Why Ninja Theory Cancelled Its Horror Game to Focus on Hellblade
Ninja Theory, a studio owned by Microsoft, cancelled Project Mara in 2024 and moved 85 developers from that project to work on a new expansion of the Hellblade franchise instead, according to Windows Central.
Project Mara was one of the studio's most unusual projects in development. It was framed as an experimental horror game — quite different from the story-driven action games Ninja Theory is known for — and had been quietly developed for years. The cancellation marks the end of that ambition, at least for now.
What Project Mara Actually Was
Project Mara was not a sequel or spinoff. Instead, it was an experiment in psychological horror built from real human accounts of fear and dread. The studio drew this approach from its work on the Hellblade games, which authentically portrayed mental illness through consultation with medical professionals and people with lived experience. Mara was intended to apply that same rigor to horror design — using genuine human testimony rather than standard horror tropes.
The word "experimental" was important here. Within game studios, an experimental project typically means a team working on something outside the main commercial strategy — a smaller group testing new ideas and techniques rather than building the next big money-maker. The 85 developers were reallocated, but the cancellation was not the loss of a blockbuster in the making; it was the end of a research-focused project whose techniques and lessons might still influence the studio's future work.
The Move to Hellblade
Reallocating 85 developers is substantial for a studio Ninja Theory's size. This was not a tiny exploratory team; Project Mara had grown into a real project with real people invested in it. The studio's public statement, per Windows Central, acknowledged the difficulty: "these decisions are never easy." That kind of candid language is uncommon from game studios, and it suggests genuine awareness of the impact on the team.
Focusing that talent on Hellblade made strategic sense. Hellblade II launched in May 2024 to strong reviews, especially praised for its sound design and motion capture technology. The franchise already carries cultural weight because of how seriously it treats mental-health storytelling. Channeling resources into something proven rather than spreading focus thin across an unproven horror game is the safer choice — and the kind of call studios tend to make when their parent company is watching closely.

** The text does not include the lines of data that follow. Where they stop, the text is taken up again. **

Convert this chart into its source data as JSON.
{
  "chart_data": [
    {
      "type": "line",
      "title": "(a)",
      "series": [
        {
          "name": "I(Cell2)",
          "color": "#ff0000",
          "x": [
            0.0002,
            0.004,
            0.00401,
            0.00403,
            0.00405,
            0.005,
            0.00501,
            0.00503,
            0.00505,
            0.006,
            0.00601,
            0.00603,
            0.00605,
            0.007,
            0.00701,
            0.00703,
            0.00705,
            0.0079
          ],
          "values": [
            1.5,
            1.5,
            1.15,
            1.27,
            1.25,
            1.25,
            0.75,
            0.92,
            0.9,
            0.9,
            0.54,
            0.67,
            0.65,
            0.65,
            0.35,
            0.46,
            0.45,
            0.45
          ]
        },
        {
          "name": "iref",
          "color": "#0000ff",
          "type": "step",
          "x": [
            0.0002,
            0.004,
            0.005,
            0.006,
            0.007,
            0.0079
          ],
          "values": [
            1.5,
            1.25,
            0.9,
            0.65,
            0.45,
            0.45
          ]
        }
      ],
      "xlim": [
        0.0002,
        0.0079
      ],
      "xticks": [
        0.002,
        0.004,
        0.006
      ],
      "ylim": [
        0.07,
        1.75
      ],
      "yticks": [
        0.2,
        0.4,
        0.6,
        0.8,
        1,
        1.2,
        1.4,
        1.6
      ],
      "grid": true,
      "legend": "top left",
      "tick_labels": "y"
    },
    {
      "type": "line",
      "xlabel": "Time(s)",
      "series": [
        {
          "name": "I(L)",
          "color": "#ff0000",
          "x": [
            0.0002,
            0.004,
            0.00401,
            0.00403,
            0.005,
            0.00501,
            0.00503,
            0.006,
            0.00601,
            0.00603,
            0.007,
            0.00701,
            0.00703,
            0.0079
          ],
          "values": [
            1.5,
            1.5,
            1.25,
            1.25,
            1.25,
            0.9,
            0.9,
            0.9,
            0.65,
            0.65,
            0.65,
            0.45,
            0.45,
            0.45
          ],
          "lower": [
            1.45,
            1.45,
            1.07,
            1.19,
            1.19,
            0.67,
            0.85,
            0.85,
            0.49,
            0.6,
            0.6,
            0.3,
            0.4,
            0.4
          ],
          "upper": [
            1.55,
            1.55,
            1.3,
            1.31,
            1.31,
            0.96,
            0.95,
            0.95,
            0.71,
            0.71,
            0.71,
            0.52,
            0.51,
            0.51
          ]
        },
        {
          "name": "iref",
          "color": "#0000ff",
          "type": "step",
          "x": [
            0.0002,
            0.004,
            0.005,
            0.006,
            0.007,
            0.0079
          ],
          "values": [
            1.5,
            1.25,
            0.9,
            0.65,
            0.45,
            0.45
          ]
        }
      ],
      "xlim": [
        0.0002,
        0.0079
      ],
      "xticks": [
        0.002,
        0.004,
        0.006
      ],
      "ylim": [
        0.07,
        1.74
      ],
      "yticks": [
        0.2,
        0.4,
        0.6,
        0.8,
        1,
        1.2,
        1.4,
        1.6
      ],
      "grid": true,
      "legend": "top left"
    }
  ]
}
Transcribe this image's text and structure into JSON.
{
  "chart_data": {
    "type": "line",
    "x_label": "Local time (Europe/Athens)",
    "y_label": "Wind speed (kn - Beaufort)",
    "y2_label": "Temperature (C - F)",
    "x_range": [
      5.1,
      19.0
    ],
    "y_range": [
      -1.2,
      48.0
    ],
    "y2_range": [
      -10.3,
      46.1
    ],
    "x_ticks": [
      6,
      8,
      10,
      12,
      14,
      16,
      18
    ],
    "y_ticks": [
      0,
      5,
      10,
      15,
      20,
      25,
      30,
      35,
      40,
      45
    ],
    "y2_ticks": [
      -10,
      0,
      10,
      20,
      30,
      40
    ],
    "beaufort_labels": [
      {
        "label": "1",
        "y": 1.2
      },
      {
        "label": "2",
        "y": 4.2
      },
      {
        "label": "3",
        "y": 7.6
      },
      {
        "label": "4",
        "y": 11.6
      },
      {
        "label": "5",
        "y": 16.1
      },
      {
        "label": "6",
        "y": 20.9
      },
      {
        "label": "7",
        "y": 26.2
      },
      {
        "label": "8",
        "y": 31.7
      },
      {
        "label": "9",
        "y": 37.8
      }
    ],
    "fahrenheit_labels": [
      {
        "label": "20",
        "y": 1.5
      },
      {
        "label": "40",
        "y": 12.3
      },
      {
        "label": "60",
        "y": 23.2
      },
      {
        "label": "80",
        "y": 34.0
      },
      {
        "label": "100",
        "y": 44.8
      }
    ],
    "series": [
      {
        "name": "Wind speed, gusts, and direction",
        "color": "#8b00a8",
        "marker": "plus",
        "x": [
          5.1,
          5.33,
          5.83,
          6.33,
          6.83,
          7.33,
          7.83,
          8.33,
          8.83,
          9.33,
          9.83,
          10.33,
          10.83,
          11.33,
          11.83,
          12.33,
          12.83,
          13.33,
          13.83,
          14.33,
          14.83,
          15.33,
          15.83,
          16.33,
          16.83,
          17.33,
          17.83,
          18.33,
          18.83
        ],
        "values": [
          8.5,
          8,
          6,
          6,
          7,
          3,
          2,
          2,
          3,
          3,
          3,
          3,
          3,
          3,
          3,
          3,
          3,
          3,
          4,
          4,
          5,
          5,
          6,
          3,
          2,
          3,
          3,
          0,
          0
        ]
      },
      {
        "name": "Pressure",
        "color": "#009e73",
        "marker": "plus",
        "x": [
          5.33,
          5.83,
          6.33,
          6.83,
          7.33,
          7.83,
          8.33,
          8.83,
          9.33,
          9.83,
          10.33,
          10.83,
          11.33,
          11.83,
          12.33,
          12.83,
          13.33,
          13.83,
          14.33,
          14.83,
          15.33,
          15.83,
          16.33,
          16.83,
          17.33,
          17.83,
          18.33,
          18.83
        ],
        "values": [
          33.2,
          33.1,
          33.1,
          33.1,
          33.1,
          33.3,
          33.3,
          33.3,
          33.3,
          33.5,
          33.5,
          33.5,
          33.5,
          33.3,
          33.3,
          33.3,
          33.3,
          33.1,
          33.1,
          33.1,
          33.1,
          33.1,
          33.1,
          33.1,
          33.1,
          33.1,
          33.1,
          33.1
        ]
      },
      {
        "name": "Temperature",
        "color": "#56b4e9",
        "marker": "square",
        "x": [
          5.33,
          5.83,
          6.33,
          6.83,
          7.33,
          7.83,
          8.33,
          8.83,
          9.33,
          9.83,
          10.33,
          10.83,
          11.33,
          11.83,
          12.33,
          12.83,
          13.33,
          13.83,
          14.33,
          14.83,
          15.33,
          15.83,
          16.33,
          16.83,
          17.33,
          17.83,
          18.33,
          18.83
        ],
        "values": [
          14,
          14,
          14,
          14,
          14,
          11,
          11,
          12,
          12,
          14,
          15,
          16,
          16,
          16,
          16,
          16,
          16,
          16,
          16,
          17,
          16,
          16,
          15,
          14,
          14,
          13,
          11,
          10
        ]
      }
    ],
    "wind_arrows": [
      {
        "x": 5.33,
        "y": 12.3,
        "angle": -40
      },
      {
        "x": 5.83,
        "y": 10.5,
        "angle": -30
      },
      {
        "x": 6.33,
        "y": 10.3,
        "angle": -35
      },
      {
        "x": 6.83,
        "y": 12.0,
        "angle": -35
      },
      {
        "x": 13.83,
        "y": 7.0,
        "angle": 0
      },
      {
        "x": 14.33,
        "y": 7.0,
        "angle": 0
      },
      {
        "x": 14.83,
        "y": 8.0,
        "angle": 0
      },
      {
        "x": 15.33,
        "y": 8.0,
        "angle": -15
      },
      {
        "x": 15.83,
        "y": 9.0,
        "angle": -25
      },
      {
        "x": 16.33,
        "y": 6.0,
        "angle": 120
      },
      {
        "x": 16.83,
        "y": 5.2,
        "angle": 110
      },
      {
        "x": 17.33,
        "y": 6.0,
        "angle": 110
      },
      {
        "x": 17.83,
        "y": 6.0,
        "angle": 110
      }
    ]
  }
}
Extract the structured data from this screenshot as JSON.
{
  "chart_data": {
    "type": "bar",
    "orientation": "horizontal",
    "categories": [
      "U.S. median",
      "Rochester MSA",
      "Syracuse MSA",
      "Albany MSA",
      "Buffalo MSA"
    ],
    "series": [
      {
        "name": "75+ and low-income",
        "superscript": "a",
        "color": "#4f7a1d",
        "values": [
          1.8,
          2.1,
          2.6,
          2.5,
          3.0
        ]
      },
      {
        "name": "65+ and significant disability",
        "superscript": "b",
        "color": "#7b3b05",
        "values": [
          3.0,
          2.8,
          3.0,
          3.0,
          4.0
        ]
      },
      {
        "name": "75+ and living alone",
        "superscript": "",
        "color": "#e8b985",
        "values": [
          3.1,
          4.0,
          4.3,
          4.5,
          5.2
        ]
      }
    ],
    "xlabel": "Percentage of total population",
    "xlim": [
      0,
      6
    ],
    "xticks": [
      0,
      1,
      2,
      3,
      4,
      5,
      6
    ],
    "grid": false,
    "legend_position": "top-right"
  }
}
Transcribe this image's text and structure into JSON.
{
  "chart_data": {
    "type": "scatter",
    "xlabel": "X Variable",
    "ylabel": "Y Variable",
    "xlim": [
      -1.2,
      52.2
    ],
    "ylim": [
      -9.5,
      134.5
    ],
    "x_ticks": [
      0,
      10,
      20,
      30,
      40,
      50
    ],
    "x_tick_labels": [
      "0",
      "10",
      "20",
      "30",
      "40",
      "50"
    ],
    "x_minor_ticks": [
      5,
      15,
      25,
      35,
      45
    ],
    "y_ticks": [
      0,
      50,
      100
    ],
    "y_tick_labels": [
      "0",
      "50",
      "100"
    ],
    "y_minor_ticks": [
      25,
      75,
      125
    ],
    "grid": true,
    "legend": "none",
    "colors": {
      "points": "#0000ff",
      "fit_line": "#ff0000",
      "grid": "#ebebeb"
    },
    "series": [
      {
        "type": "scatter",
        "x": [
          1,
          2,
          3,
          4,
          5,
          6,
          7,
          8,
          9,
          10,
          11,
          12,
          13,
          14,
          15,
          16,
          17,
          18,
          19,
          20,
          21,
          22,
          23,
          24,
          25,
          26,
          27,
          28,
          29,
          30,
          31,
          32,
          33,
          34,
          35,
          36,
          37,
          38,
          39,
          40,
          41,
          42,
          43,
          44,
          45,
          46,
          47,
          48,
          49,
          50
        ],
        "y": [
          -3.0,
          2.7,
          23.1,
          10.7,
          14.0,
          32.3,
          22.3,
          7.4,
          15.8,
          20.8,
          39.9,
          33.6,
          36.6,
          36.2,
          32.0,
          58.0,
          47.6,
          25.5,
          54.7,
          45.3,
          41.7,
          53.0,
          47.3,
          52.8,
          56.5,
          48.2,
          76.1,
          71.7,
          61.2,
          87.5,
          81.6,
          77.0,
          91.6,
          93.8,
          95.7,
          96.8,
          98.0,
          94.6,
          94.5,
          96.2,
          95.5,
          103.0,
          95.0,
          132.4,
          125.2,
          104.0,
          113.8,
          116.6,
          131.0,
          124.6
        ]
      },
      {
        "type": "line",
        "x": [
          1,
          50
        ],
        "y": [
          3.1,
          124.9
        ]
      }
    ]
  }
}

The Bigger Picture at Xbox
Ninja Theory operates within Xbox Game Studios, Microsoft's gaming division. The cancellation comes at a time when Microsoft is reorganizing its portfolio of exclusive games across multiple studios. Since buying Activision Blizzard in late 2023, the company has made several high-profile cuts and restructurings. There is real pressure on first-party studios — those directly owned by the platform holder — to focus resources on titles that can justify their investment.
This does not mean money was the only reason Project Mara died. Experimental projects get cancelled for many reasons: the scope grew too large, it was unclear how many people would want to play it, or simply that another project needed the people more urgently. But to understand this decision fully, you cannot ignore the broader resource conversations happening across Xbox's studios.
We have seen this pattern before. In the mid-2000s, when Microsoft, Sony, and other companies were aggressively buying up game studios, the creative projects most likely to be cancelled were the experimental ones — the games that did not fit a franchise or a clear sequel plan. They were often the most interesting creative work a studio had going, and the first to die when headcount needed to move. The basic calculus has not changed much since then, though the language around these decisions has become more polished.
What Comes Next
Details about the Senua expansion remain scarce. Whether it becomes a direct Hellblade III, a standalone story episode, or something else has not been confirmed. What is clear is that Ninja Theory considers this project significant enough to dismantle another team to staff it.
For people tracking how Microsoft's studios are evolving after the Activision acquisition, what Ninja Theory builds with this expanded Senua project will be telling — not just as a game, but as a signal of what kinds of creative risks Xbox is willing to fund and at what scale.
The cancellation of Project Mara leaves a gap. Ninja Theory had been carving out experimental space alongside its main franchise work. Whether the studio finds room to do that kind of research-focused work again, or whether that experimental energy gets absorbed entirely into Hellblade, remains an open question.